Eos also announced today its intention to offer, in a separate, private offering to persons reasonably believed to be qualified institutional buyers, subject to market and other conditions, $500,000,000 aggregate principal amount of convertible senior notes due 2031 (the “notes”), plus up to an additional $75,000,000 aggregate principal amount of notes that the initial purchasers of the notes offering have the option to purchase (the “Concurrent Notes Offering”).
Eos expects to use the net proceeds from the Offering, together with the net proceeds from the Concurrent Notes Offering, (i) to repurchase a portion of Eos’s outstanding 6.75% convertible senior notes due 2030 (the “Existing 2030 Convertible Notes”) as described below; and (ii) for general corporate purposes.

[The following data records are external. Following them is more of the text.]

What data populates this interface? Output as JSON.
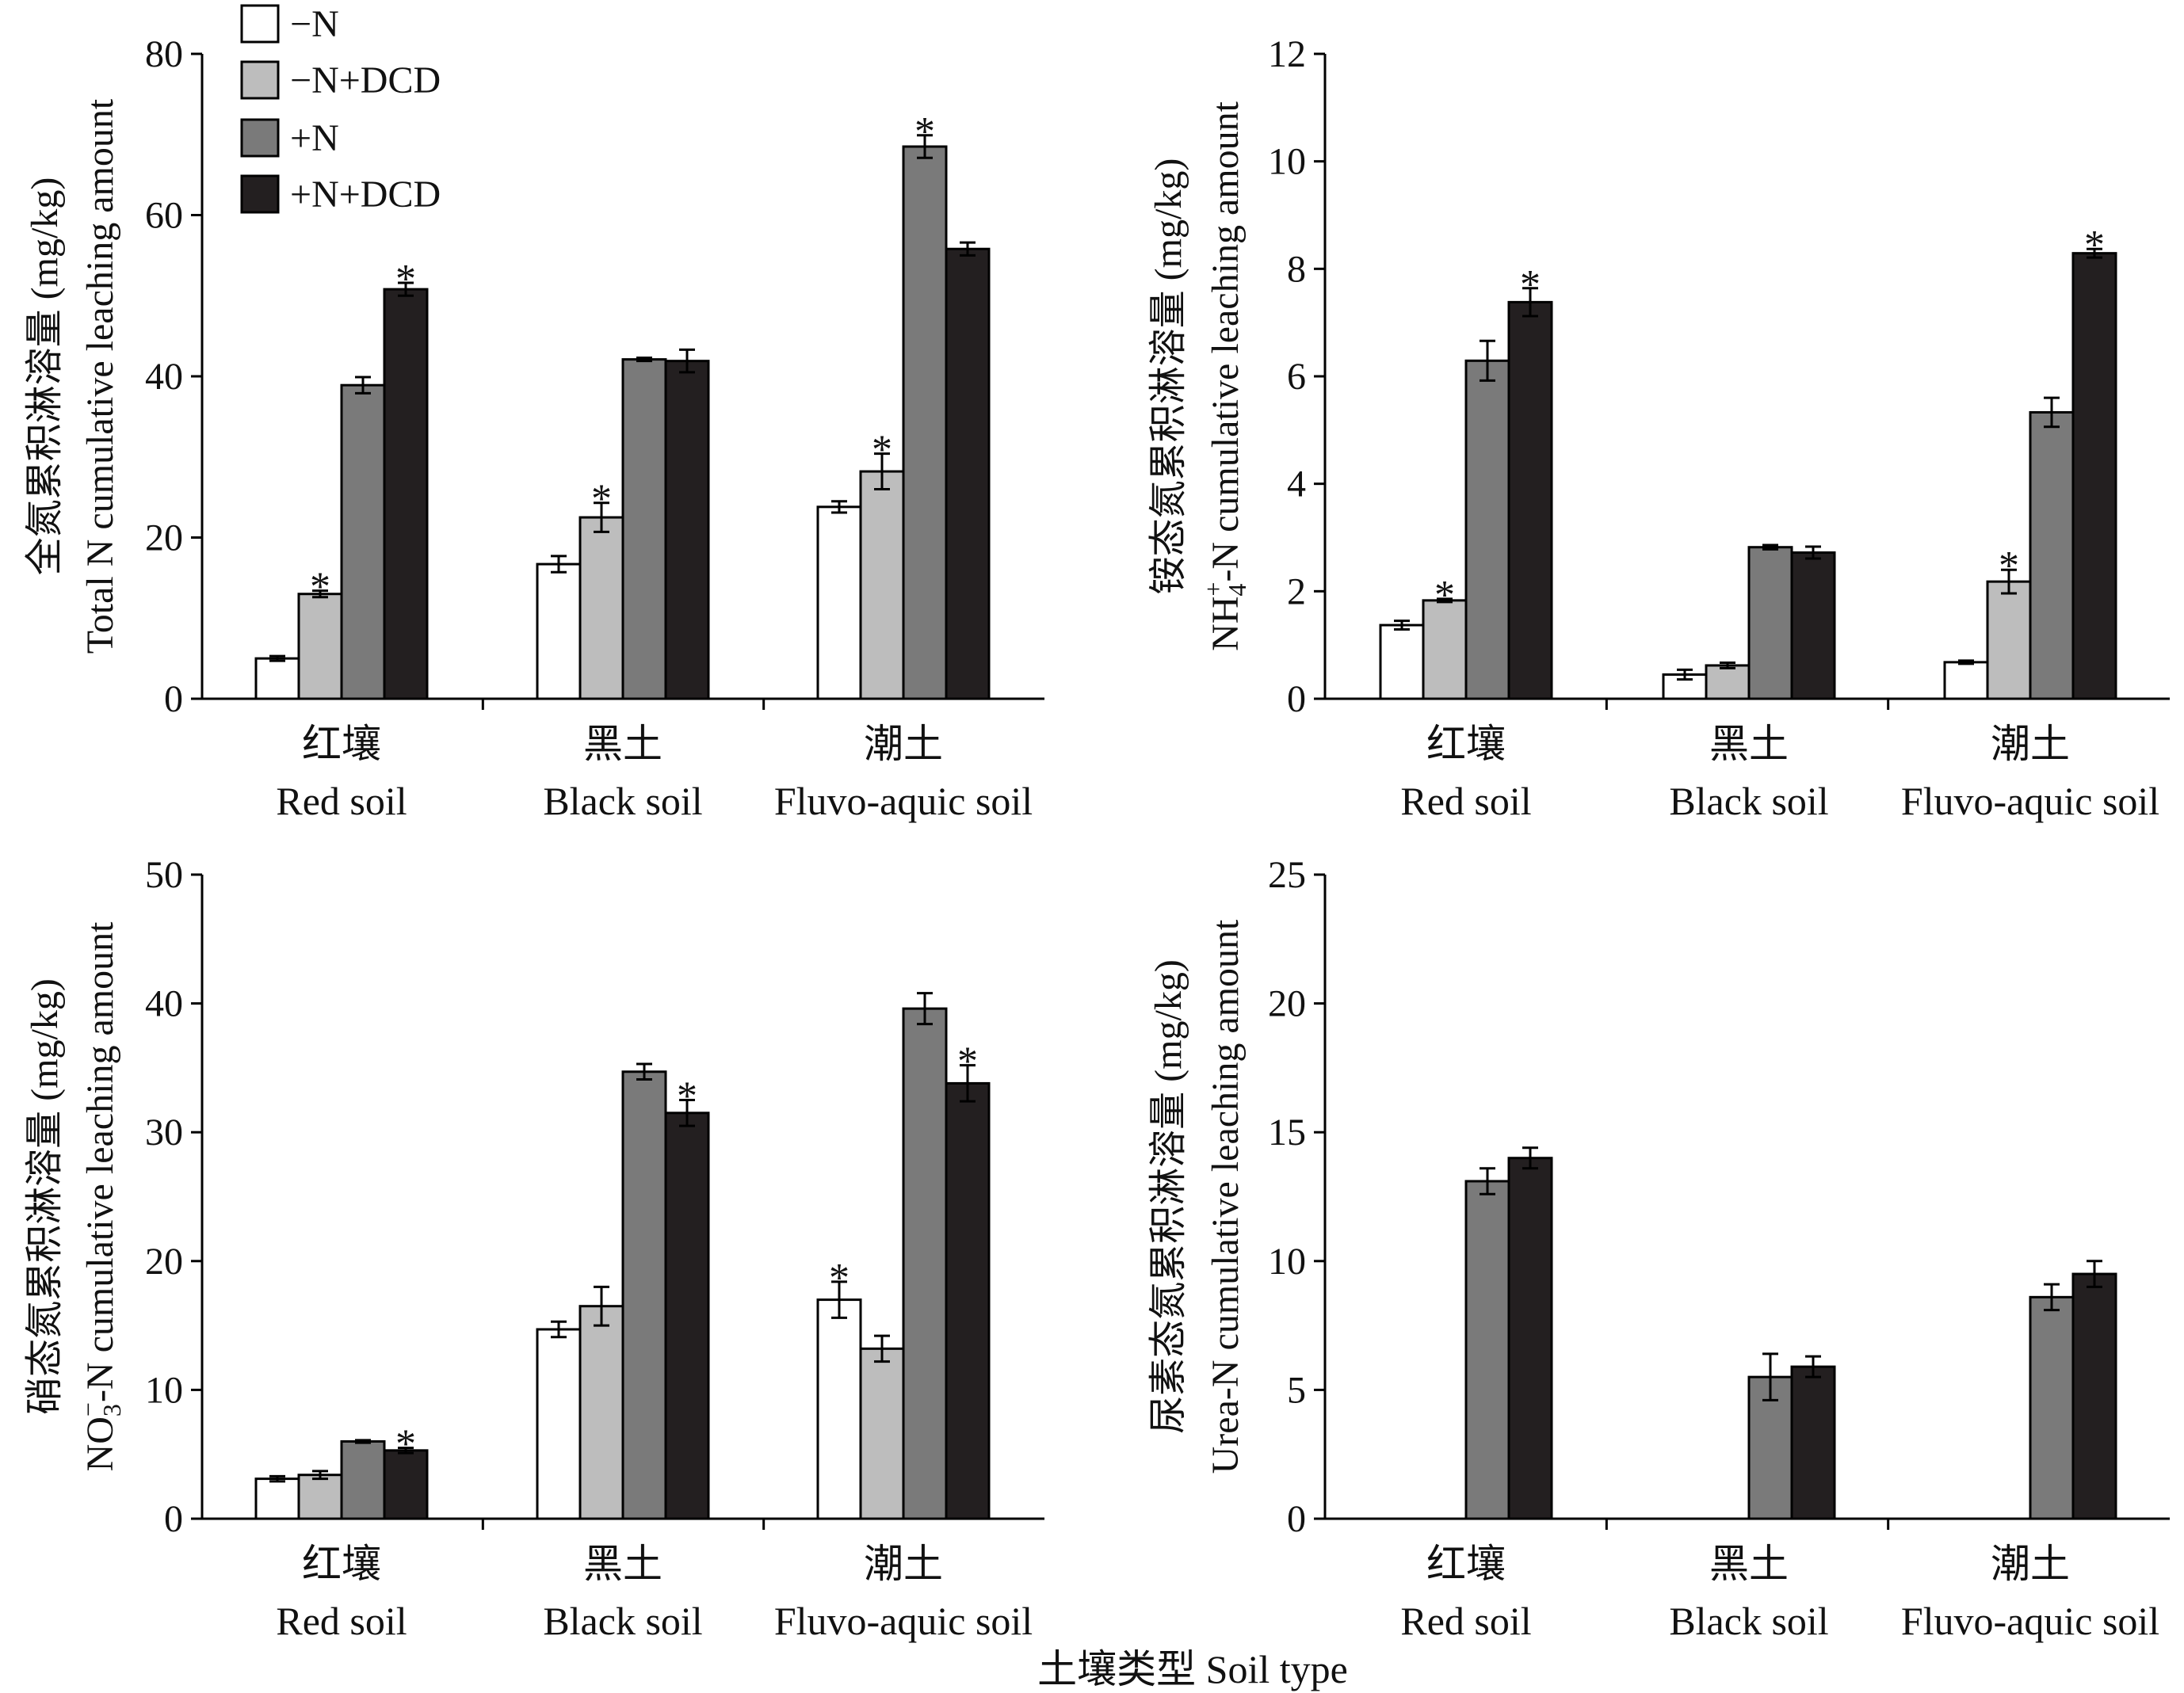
{
  "figure": {
    "x_axis_label": "土壤类型 Soil type",
    "legend": [
      "−N",
      "−N+DCD",
      "+N",
      "+N+DCD"
    ],
    "colors": {
      "−N": "#ffffff",
      "−N+DCD": "#bdbdbd",
      "+N": "#7a7a7a",
      "+N+DCD": "#231f20",
      "stroke": "#000000"
    }
  },
  "chart_data": [
    {
      "type": "bar",
      "panel": "total-n",
      "ylabel_cn": "全氮累积淋溶量 (mg/kg)",
      "ylabel_en": "Total N cumulative leaching amount",
      "categories": [
        {
          "cn": "红壤",
          "en": "Red soil"
        },
        {
          "cn": "黑土",
          "en": "Black soil"
        },
        {
          "cn": "潮土",
          "en": "Fluvo-aquic soil"
        }
      ],
      "ylim": [
        0,
        80
      ],
      "yticks": [
        0,
        20,
        40,
        60,
        80
      ],
      "series": [
        {
          "name": "−N",
          "values": [
            5.0,
            16.7,
            23.8
          ],
          "errors": [
            0.3,
            1.0,
            0.7
          ],
          "sig": [
            false,
            false,
            false
          ]
        },
        {
          "name": "−N+DCD",
          "values": [
            13.0,
            22.5,
            28.2
          ],
          "errors": [
            0.4,
            1.8,
            2.2
          ],
          "sig": [
            true,
            true,
            true
          ]
        },
        {
          "name": "+N",
          "values": [
            38.9,
            42.1,
            68.5
          ],
          "errors": [
            1.0,
            0.2,
            1.4
          ],
          "sig": [
            false,
            false,
            true
          ]
        },
        {
          "name": "+N+DCD",
          "values": [
            50.8,
            41.9,
            55.8
          ],
          "errors": [
            0.8,
            1.4,
            0.8
          ],
          "sig": [
            true,
            false,
            false
          ]
        }
      ]
    },
    {
      "type": "bar",
      "panel": "nh4-n",
      "ylabel_cn": "铵态氮累积淋溶量 (mg/kg)",
      "ylabel_en_main": "NH",
      "ylabel_en_sub": "4",
      "ylabel_en_sup": "+",
      "ylabel_en_rest": "-N cumulative leaching amount",
      "categories": [
        {
          "cn": "红壤",
          "en": "Red soil"
        },
        {
          "cn": "黑土",
          "en": "Black soil"
        },
        {
          "cn": "潮土",
          "en": "Fluvo-aquic soil"
        }
      ],
      "ylim": [
        0,
        12
      ],
      "yticks": [
        0,
        2,
        4,
        6,
        8,
        10,
        12
      ],
      "series": [
        {
          "name": "−N",
          "values": [
            1.37,
            0.45,
            0.68
          ],
          "errors": [
            0.08,
            0.09,
            0.03
          ],
          "sig": [
            false,
            false,
            false
          ]
        },
        {
          "name": "−N+DCD",
          "values": [
            1.83,
            0.62,
            2.18
          ],
          "errors": [
            0.03,
            0.05,
            0.22
          ],
          "sig": [
            true,
            false,
            true
          ]
        },
        {
          "name": "+N",
          "values": [
            6.29,
            2.82,
            5.33
          ],
          "errors": [
            0.37,
            0.04,
            0.27
          ],
          "sig": [
            false,
            false,
            false
          ]
        },
        {
          "name": "+N+DCD",
          "values": [
            7.38,
            2.72,
            8.29
          ],
          "errors": [
            0.26,
            0.11,
            0.08
          ],
          "sig": [
            true,
            false,
            true
          ]
        }
      ]
    },
    {
      "type": "bar",
      "panel": "no3-n",
      "ylabel_cn": "硝态氮累积淋溶量 (mg/kg)",
      "ylabel_en_main": "NO",
      "ylabel_en_sub": "3",
      "ylabel_en_sup": "−",
      "ylabel_en_rest": "-N cumulative leaching amount",
      "categories": [
        {
          "cn": "红壤",
          "en": "Red soil"
        },
        {
          "cn": "黑土",
          "en": "Black soil"
        },
        {
          "cn": "潮土",
          "en": "Fluvo-aquic soil"
        }
      ],
      "ylim": [
        0,
        50
      ],
      "yticks": [
        0,
        10,
        20,
        30,
        40,
        50
      ],
      "series": [
        {
          "name": "−N",
          "values": [
            3.1,
            14.7,
            17.0
          ],
          "errors": [
            0.2,
            0.6,
            1.4
          ],
          "sig": [
            false,
            false,
            true
          ]
        },
        {
          "name": "−N+DCD",
          "values": [
            3.4,
            16.5,
            13.2
          ],
          "errors": [
            0.3,
            1.5,
            1.0
          ],
          "sig": [
            false,
            false,
            false
          ]
        },
        {
          "name": "+N",
          "values": [
            6.0,
            34.7,
            39.6
          ],
          "errors": [
            0.1,
            0.6,
            1.2
          ],
          "sig": [
            false,
            false,
            false
          ]
        },
        {
          "name": "+N+DCD",
          "values": [
            5.3,
            31.5,
            33.8
          ],
          "errors": [
            0.2,
            1.0,
            1.4
          ],
          "sig": [
            true,
            true,
            true
          ]
        }
      ]
    },
    {
      "type": "bar",
      "panel": "urea-n",
      "ylabel_cn": "尿素态氮累积淋溶量 (mg/kg)",
      "ylabel_en": "Urea-N cumulative leaching amount",
      "categories": [
        {
          "cn": "红壤",
          "en": "Red soil"
        },
        {
          "cn": "黑土",
          "en": "Black soil"
        },
        {
          "cn": "潮土",
          "en": "Fluvo-aquic soil"
        }
      ],
      "ylim": [
        0,
        25
      ],
      "yticks": [
        0,
        5,
        10,
        15,
        20,
        25
      ],
      "series": [
        {
          "name": "−N",
          "values": [
            0,
            0,
            0
          ],
          "errors": [
            0,
            0,
            0
          ],
          "sig": [
            false,
            false,
            false
          ]
        },
        {
          "name": "−N+DCD",
          "values": [
            0,
            0,
            0
          ],
          "errors": [
            0,
            0,
            0
          ],
          "sig": [
            false,
            false,
            false
          ]
        },
        {
          "name": "+N",
          "values": [
            13.1,
            5.5,
            8.6
          ],
          "errors": [
            0.5,
            0.9,
            0.5
          ],
          "sig": [
            false,
            false,
            false
          ]
        },
        {
          "name": "+N+DCD",
          "values": [
            14.0,
            5.9,
            9.5
          ],
          "errors": [
            0.4,
            0.4,
            0.5
          ],
          "sig": [
            false,
            false,
            false
          ]
        }
      ]
    }
  ]
}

Concurrently with the pricing of the Offering, Eos expects to enter into one or more separate, privately negotiated transactions with a limited number of holders of the Existing 2030 Convertible Notes to repurchase a portion of the Existing 2030 Convertible Notes for cash (the “Repurchases”), in each case, subject to market and other conditions. The terms of each Repurchase will depend on a variety of factors, including the market price of Eos’s common stock and the trading price of the Existing 2030 Convertible Notes at the time of such Repurchase, and the Repurchase will be subject to closing conditions that may not be satisfied. No assurance can be given as to how many, if any, of the Existing 2030 Convertible Notes will be repurchased or the terms on which they will be repurchased. In addition, following the completion of the Offering, Eos may repurchase additional Existing 2030 Convertible Notes.
The completion of the Offering is conditioned upon the completion of the Concurrent Notes Offering. The completion of the Concurrent Notes Offering is not contingent on the completion of the Offering.